Sulla terra leggeri

La recensione di Sulla terra leggeri, di Sara Fgaier, a cura di Francesco Di Pace.

Ricostruire la propria vita, i percorsi della propria mappa sentimentale, attraverso la rielaborazione di un lutto così doloroso da provocare un’amnesia selettiva: le pagine dei diari, le fotografie, i biglietti lasciati come oggetti testimoni di un impegno preso e, ove si rendessero necessari, i “repertori” di altre vite vissute che ci riportino alla nostra, a quello che siamo stati o avremmo potuto essere.

Nel prezioso film di Sara Fgaier c’è tutto questo, come inevitabile approdo in un’opera prima di finzione dopo il sodalizio, personale e artistico come nelle più felici delle combinazioni di affinità elettive, con Pietro Marcello, con cui aveva collaborato come montatrice e ricercatrice di repertorio fin dai tempi de La bocca del lupo, al cui cinema questo film allude, ci mancherebbe, ma prendendo una strada verso un percorso molto personale che lo rende oggetto anche unico.

Fgaier racconta una storia d’amore e l’incapacità momentanea di riconoscerla e persino di ricordarla, e lo fa attraverso la messa in scena della progressiva guarigione di Gian, sessantenne professore di etnomusicologia (lo interpreta Andrea Renzi, un volto e un corpo “martoniano” che ci piacerebbe vedere più spesso passare dal teatro al cinema) che, all’indomani della morte della moglie, non ricorda più i dettagli più personali della propria storia sentimentale: non riconosce neanche la figlia Miriam (Sara Serraiocco) che allora per aiutarlo gli affida i diari che lui stesso aveva scritto nel corso della sua gioventù: attraverso questi, e la loro prosa letteraria ma mai affettata, noi spettatori ricostruiamo pian piano con lui l’incontro fatale con Leila, avvenuto quarant’anni prima al mare con relativa promessa d’amore e di un appuntamento in Tunisia dopo cinque mesi, dove però lei (forse gravata da un rapporto sentimentale non ancora risolto) non si era all’inizio presentata.

La messa in scena procede affascinante, avvalendosi della magnifica fotografia di Alberto Fasulo e delle musiche di Carlo Crivelli e con l’intreccio previsto (per la consuetudine con questo tipo di linguaggio nei lavori precedenti di Fgaier) con materiali di repertorio che mescolano filmini privati (che sono le vite diverse che sarebbero potute essere, ma anche le immedesimazioni dello spettatore con altrettante vite universali) e archivio.
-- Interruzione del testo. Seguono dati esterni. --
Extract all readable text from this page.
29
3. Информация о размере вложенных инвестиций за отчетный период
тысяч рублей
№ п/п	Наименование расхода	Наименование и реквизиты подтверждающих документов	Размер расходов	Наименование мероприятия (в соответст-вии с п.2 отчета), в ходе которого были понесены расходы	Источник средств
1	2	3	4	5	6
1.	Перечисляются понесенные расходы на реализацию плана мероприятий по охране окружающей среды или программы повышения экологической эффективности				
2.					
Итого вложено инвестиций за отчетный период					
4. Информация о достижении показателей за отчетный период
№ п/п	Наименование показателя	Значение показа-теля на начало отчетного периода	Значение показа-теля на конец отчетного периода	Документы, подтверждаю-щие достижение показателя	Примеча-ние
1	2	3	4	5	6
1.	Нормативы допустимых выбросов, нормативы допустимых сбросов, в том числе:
Renzi si aggira in questo percorso di ricognizione come lo spettatore nel film, ipnoticamente spaesato ma nello stesso tempo sempre più reattivo: Sulla terra leggeri (che allude alla leggerezza del volo e alla caduta da un altezza anche metaforica, come nel libro di Julian Barnes Livelli di vita citato come fonte di ispirazione del film), già in Concorso a Locarno e in giro per festival europei prima della sua uscita in sala di questi giorni, è un raffinato ma caldo film sulla memoria e sul tradimento, sul rimpianto ma anche sull’accettazione di quello che si è stati, sulla perdita di un amore e sulla lotta per sconfiggere l’oblio.